Losing your phone with Google Authenticator installed can lock you out of every account permanently. Ente Auth solves this with end-to-end encrypted cloud backup — your TOTP codes sync across devices and survive phone loss, without Ente or anyone else being able to read them.
Why Not Google Authenticator?
Google Authenticator added cloud backup in 2023, but it’s not end-to-end encrypted — Google can read your TOTP secrets. If Google’s servers are breached or your Google account is compromised, all your 2FA codes are exposed.
Authy (the popular alternative) also backs up to Twilio’s servers without true E2E encryption.
What Is Ente Auth?
Ente Auth is a free, open-source TOTP authenticator built by the team behind Ente Photos (an end-to-end encrypted Google Photos alternative). It uses the same encryption architecture: your secrets are encrypted on your device with your password before being stored on Ente’s servers.
Key features:
- End-to-end encrypted backup (your password = your key)
- Cross-platform: Android, iOS, macOS, Windows, Linux, and a web app
- No account required if you just want a local-only authenticator
- Open source: both the app and server code are on GitHub
- Self-hostable: run your own Ente server if you want zero trust
- TOTP and HOTP support
- Encrypted export: export your codes to an encrypted file for local backup
Setup
Mobile (Android / iOS)
- Download Ente Auth from Google Play or App Store
- Open → Sign Up (or Skip for local-only mode)
- Enter an email and a strong password — this password cannot be recovered
- Add accounts by scanning QR codes or entering keys manually
Desktop (Windows/macOS/Linux)
Download from ente.io/auth — native apps available.
Or use the web app at auth.ente.io — fully functional in any browser.
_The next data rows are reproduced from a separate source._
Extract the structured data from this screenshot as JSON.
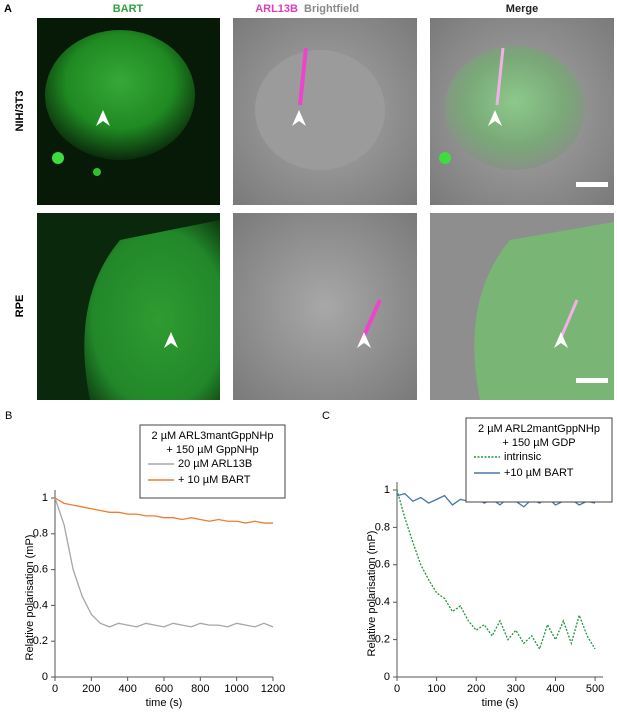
{
  "panel_a": {
    "label": "A",
    "columns": [
      "BART",
      "ARL13B",
      "Brightfield",
      "Merge"
    ],
    "rows": [
      "NIH/3T3",
      "RPE"
    ]
  },
  "chart_data": [
    {
      "type": "line",
      "label": "B",
      "legend_title": [
        "2 µM ARL3mantGppNHp",
        "+ 150 µM GppNHp"
      ],
      "x_label": "time (s)",
      "y_label": "Relative polarisation (mP)",
      "x": [
        0,
        50,
        100,
        150,
        200,
        250,
        300,
        350,
        400,
        450,
        500,
        550,
        600,
        650,
        700,
        750,
        800,
        850,
        900,
        950,
        1000,
        1050,
        1100,
        1150,
        1200
      ],
      "series": [
        {
          "name": "20 µM ARL13B",
          "color": "#a6a6a6",
          "style": "solid",
          "values": [
            1,
            0.85,
            0.6,
            0.45,
            0.35,
            0.3,
            0.28,
            0.3,
            0.29,
            0.28,
            0.3,
            0.29,
            0.28,
            0.3,
            0.29,
            0.28,
            0.3,
            0.29,
            0.29,
            0.28,
            0.3,
            0.29,
            0.28,
            0.3,
            0.28
          ]
        },
        {
          "name": "+ 10 µM BART",
          "color": "#ed7d31",
          "style": "solid",
          "values": [
            1,
            0.97,
            0.96,
            0.95,
            0.94,
            0.93,
            0.92,
            0.92,
            0.91,
            0.91,
            0.9,
            0.9,
            0.89,
            0.89,
            0.88,
            0.89,
            0.88,
            0.87,
            0.88,
            0.87,
            0.87,
            0.86,
            0.87,
            0.86,
            0.86
          ]
        }
      ],
      "xlim": [
        0,
        1200
      ],
      "xticks": [
        0,
        200,
        400,
        600,
        800,
        1000,
        1200
      ],
      "ylim": [
        0,
        1
      ],
      "yticks": [
        0,
        0.2,
        0.4,
        0.6,
        0.8,
        1
      ]
    },
    {
      "type": "line",
      "label": "C",
      "legend_title": [
        "2 µM ARL2mantGppNHp",
        "+ 150 µM GDP"
      ],
      "x_label": "time  (s)",
      "y_label": "Relative polarisation (mP)",
      "x": [
        0,
        20,
        40,
        60,
        80,
        100,
        120,
        140,
        160,
        180,
        200,
        220,
        240,
        260,
        280,
        300,
        320,
        340,
        360,
        380,
        400,
        420,
        440,
        460,
        480,
        500
      ],
      "series": [
        {
          "name": "intrinsic",
          "color": "#1e9640",
          "style": "dashed",
          "values": [
            1,
            0.85,
            0.72,
            0.6,
            0.52,
            0.45,
            0.42,
            0.35,
            0.38,
            0.3,
            0.25,
            0.28,
            0.22,
            0.3,
            0.2,
            0.25,
            0.18,
            0.22,
            0.15,
            0.28,
            0.2,
            0.3,
            0.18,
            0.33,
            0.22,
            0.15
          ]
        },
        {
          "name": "+10 µM BART",
          "color": "#4a76b0",
          "style": "solid",
          "values": [
            0.97,
            0.98,
            0.94,
            0.96,
            0.93,
            0.95,
            0.97,
            0.92,
            0.95,
            0.94,
            0.96,
            0.93,
            0.95,
            0.92,
            0.96,
            0.94,
            0.91,
            0.95,
            0.93,
            0.96,
            0.92,
            0.94,
            0.95,
            0.92,
            0.94,
            0.93
          ]
        }
      ],
      "xlim": [
        0,
        520
      ],
      "xticks": [
        0,
        100,
        200,
        300,
        400,
        500
      ],
      "ylim": [
        0,
        1
      ],
      "yticks": [
        0,
        0.2,
        0.4,
        0.6,
        0.8,
        1
      ]
    }
  ]
}
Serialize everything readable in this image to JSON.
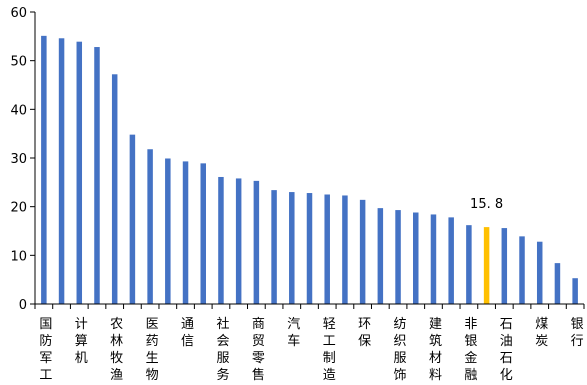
{
  "chart_data": {
    "type": "bar",
    "title": "",
    "xlabel": "",
    "ylabel": "",
    "ylim": [
      0,
      60
    ],
    "yticks": [
      0,
      10,
      20,
      30,
      40,
      50,
      60
    ],
    "grid": false,
    "colors": {
      "default": "#4472C4",
      "highlight": "#FFC000",
      "axis": "#000000"
    },
    "categories": [
      "国防军工",
      "",
      "计算机",
      "",
      "农林牧渔",
      "",
      "医药生物",
      "",
      "通信",
      "",
      "社会服务",
      "",
      "商贸零售",
      "",
      "汽车",
      "",
      "轻工制造",
      "",
      "环保",
      "",
      "纺织服饰",
      "",
      "建筑材料",
      "",
      "非银金融",
      "",
      "石油石化",
      "",
      "煤炭",
      "",
      "银行"
    ],
    "values": [
      55.1,
      54.6,
      53.9,
      52.8,
      47.2,
      34.8,
      31.8,
      29.9,
      29.3,
      28.9,
      26.1,
      25.8,
      25.3,
      23.4,
      23.0,
      22.8,
      22.5,
      22.3,
      21.4,
      19.7,
      19.3,
      18.8,
      18.4,
      17.8,
      16.2,
      15.8,
      15.6,
      13.9,
      12.8,
      8.4,
      5.3
    ],
    "highlight_index": 25,
    "data_labels": [
      {
        "index": 25,
        "text": "15. 8"
      }
    ]
  }
}
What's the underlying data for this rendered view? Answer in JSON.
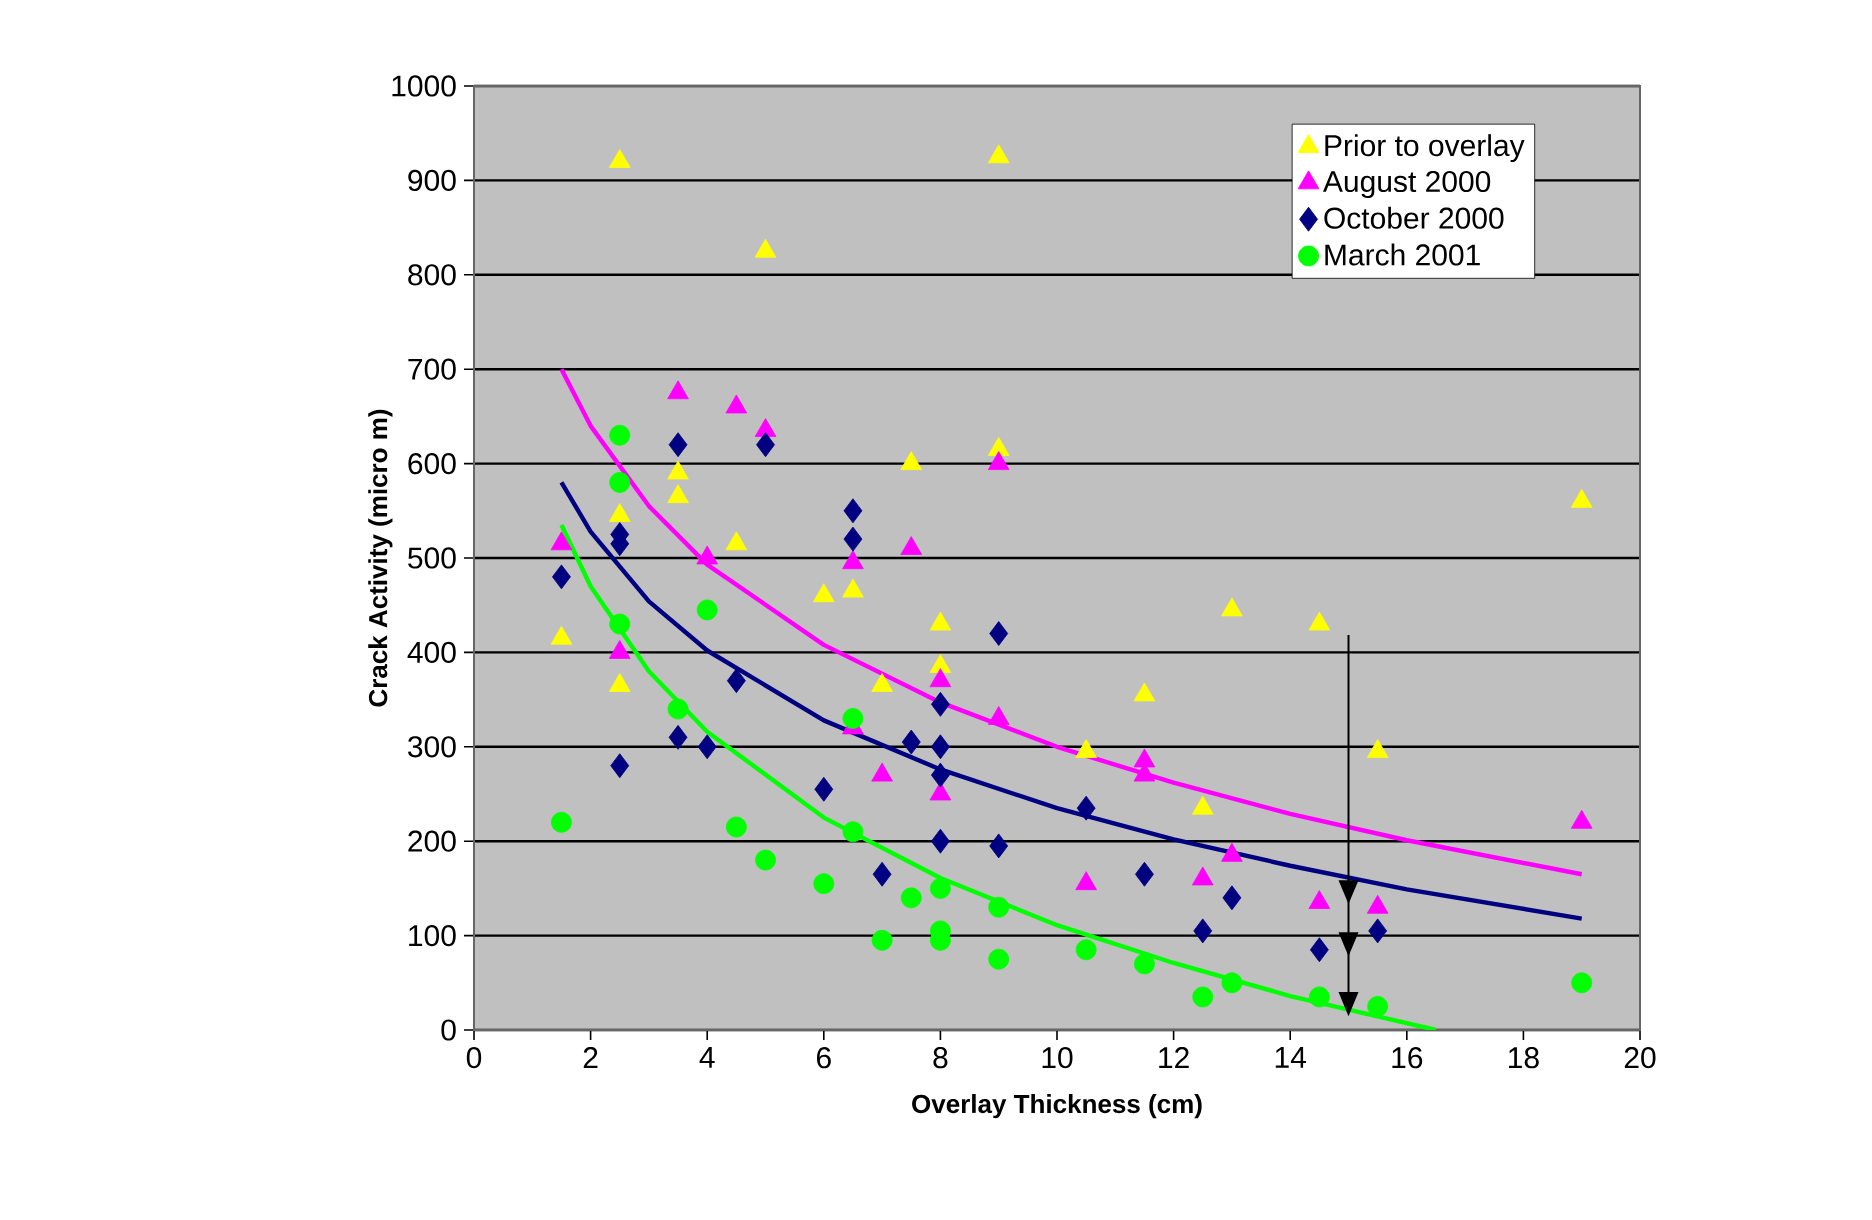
{
  "chart_data": {
    "type": "scatter",
    "xlabel": "Overlay Thickness (cm)",
    "ylabel": "Crack Activity (micro m)",
    "xlim": [
      0,
      20
    ],
    "xticks": [
      0,
      2,
      4,
      6,
      8,
      10,
      12,
      14,
      16,
      18,
      20
    ],
    "ylim": [
      0,
      1000
    ],
    "yticks": [
      0,
      100,
      200,
      300,
      400,
      500,
      600,
      700,
      800,
      900,
      1000
    ],
    "grid": "y",
    "legend": "top right",
    "series": [
      {
        "name": "Prior to overlay",
        "color": "#ffff00",
        "marker": "triangle",
        "x": [
          1.5,
          2.5,
          2.5,
          2.5,
          3.5,
          3.5,
          4.5,
          5,
          6,
          6.5,
          7,
          7.5,
          8,
          8,
          9,
          9,
          10.5,
          11.5,
          12.5,
          13,
          14.5,
          15.5,
          19
        ],
        "values": [
          415,
          920,
          545,
          365,
          590,
          565,
          515,
          825,
          460,
          465,
          365,
          600,
          430,
          385,
          925,
          615,
          295,
          355,
          235,
          445,
          430,
          295,
          560
        ]
      },
      {
        "name": "August 2000",
        "color": "#ff00ff",
        "marker": "triangle",
        "x": [
          1.5,
          2.5,
          3.5,
          4,
          4.5,
          5,
          6.5,
          6.5,
          7,
          7.5,
          8,
          8,
          9,
          9,
          10.5,
          11.5,
          11.5,
          12.5,
          13,
          14.5,
          15.5,
          19
        ],
        "values": [
          515,
          400,
          675,
          500,
          660,
          635,
          495,
          320,
          270,
          510,
          370,
          250,
          600,
          330,
          155,
          285,
          270,
          160,
          185,
          135,
          130,
          220
        ]
      },
      {
        "name": "October 2000",
        "color": "#000080",
        "marker": "diamond",
        "x": [
          1.5,
          2.5,
          2.5,
          2.5,
          3.5,
          3.5,
          4,
          4.5,
          5,
          6,
          6.5,
          6.5,
          7,
          7.5,
          8,
          8,
          8,
          8,
          9,
          9,
          10.5,
          11.5,
          12.5,
          13,
          14.5,
          15.5
        ],
        "values": [
          480,
          525,
          515,
          280,
          620,
          310,
          300,
          370,
          620,
          255,
          550,
          520,
          165,
          305,
          345,
          300,
          270,
          200,
          420,
          195,
          235,
          165,
          105,
          140,
          85,
          105
        ]
      },
      {
        "name": "March 2001",
        "color": "#00ff00",
        "marker": "circle",
        "x": [
          1.5,
          2.5,
          2.5,
          2.5,
          3.5,
          4,
          4.5,
          5,
          6,
          6.5,
          6.5,
          7,
          7.5,
          8,
          8,
          8,
          9,
          9,
          10.5,
          11.5,
          12.5,
          13,
          14.5,
          15.5,
          19
        ],
        "values": [
          220,
          630,
          580,
          430,
          340,
          445,
          215,
          180,
          155,
          330,
          210,
          95,
          140,
          150,
          105,
          95,
          130,
          75,
          85,
          70,
          35,
          50,
          35,
          25,
          50
        ]
      },
      {
        "type": "line",
        "color": "#ff00ff",
        "marker": "none",
        "x": [
          1.5,
          2,
          3,
          4,
          6,
          8,
          10,
          12,
          14,
          16,
          19
        ],
        "values": [
          700,
          640,
          555,
          493,
          408,
          347,
          300,
          262,
          229,
          201,
          165
        ]
      },
      {
        "type": "line",
        "color": "#000080",
        "marker": "none",
        "x": [
          1.5,
          2,
          3,
          4,
          6,
          8,
          10,
          12,
          14,
          16,
          19
        ],
        "values": [
          580,
          528,
          454,
          402,
          328,
          276,
          235,
          202,
          174,
          149,
          118
        ]
      },
      {
        "type": "line",
        "color": "#00ff00",
        "marker": "none",
        "x": [
          1.5,
          2,
          3,
          4,
          6,
          8,
          10,
          12,
          14,
          16.5
        ],
        "values": [
          535,
          470,
          380,
          316,
          225,
          161,
          111,
          71,
          36,
          0
        ]
      }
    ]
  }
}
Migrating from Other Authenticators
From Google Authenticator
Google Authenticator (as of 2024) allows exporting as a QR code. Ente Auth can scan this:
Mobile: Ente Auth → Import → Google Authenticator → scan the displayed QR code
From Authy
Authy doesn’t offer a direct export. Use android-authenticator-export tools (requires ADB and a non-rooted Android device in some cases). The process is more involved — search for “Authy export” for current methods.
From any TOTP app
Most authenticators export a standard text file or URI list:
- Export from source app
- Ente Auth → Import → select format
- Supported formats: Google Authenticator, Aegis, Bitwarden, 2FAS, plain text
Backup Verification
After setting up, verify your backup works:
- Sign out of Ente Auth
- Sign back in with your email and password
- Confirm all codes are restored
Do this before you need it, not after phone loss.
Local Encrypted Export
For offline backup:
Settings → Data → Export Codes → Encrypted Export
This creates an AES-256 encrypted JSON file containing all your TOTP secrets. Store it in:
- A password-manager secure note
- Encrypted drive (VeraCrypt)
- Printed QR code in a physical safe
Keep multiple backup copies in different locations.
Ente vs. Aegis vs. Authy
| Feature | Ente Auth | Aegis | Authy |
|---|---|---|---|
| E2E encrypted backup | ✓ | Manual (local file) | ✗ |
| Open source | ✓ | ✓ | ✗ |
| Cross-platform sync | ✓ | Manual | ✓ |
| Android | ✓ | ✓ | ✓ |
| iOS | ✓ | ✗ | ✓ |
| Desktop | ✓ | ✗ | ✗ |
| Self-hostable | ✓ | N/A | ✗ |
Aegis (Android-only) is excellent for local-only use. Ente Auth wins for cross-platform with E2E cloud backup.
Self-Hosting
If you want zero dependency on Ente’s servers:
# Clone and run ente server
git clone https://github.com/ente-io/ente
cd ente/server
docker-compose up
Point the Ente Auth app to your self-hosted server URL in Settings → Developer.
Ente Auth is the right choice for anyone who wants 2FA backup they can trust. The combination of E2E encryption, open source code, and cross-platform sync makes it the best-in-class option for privacy-conscious users who’ve outgrown local-only authenticators.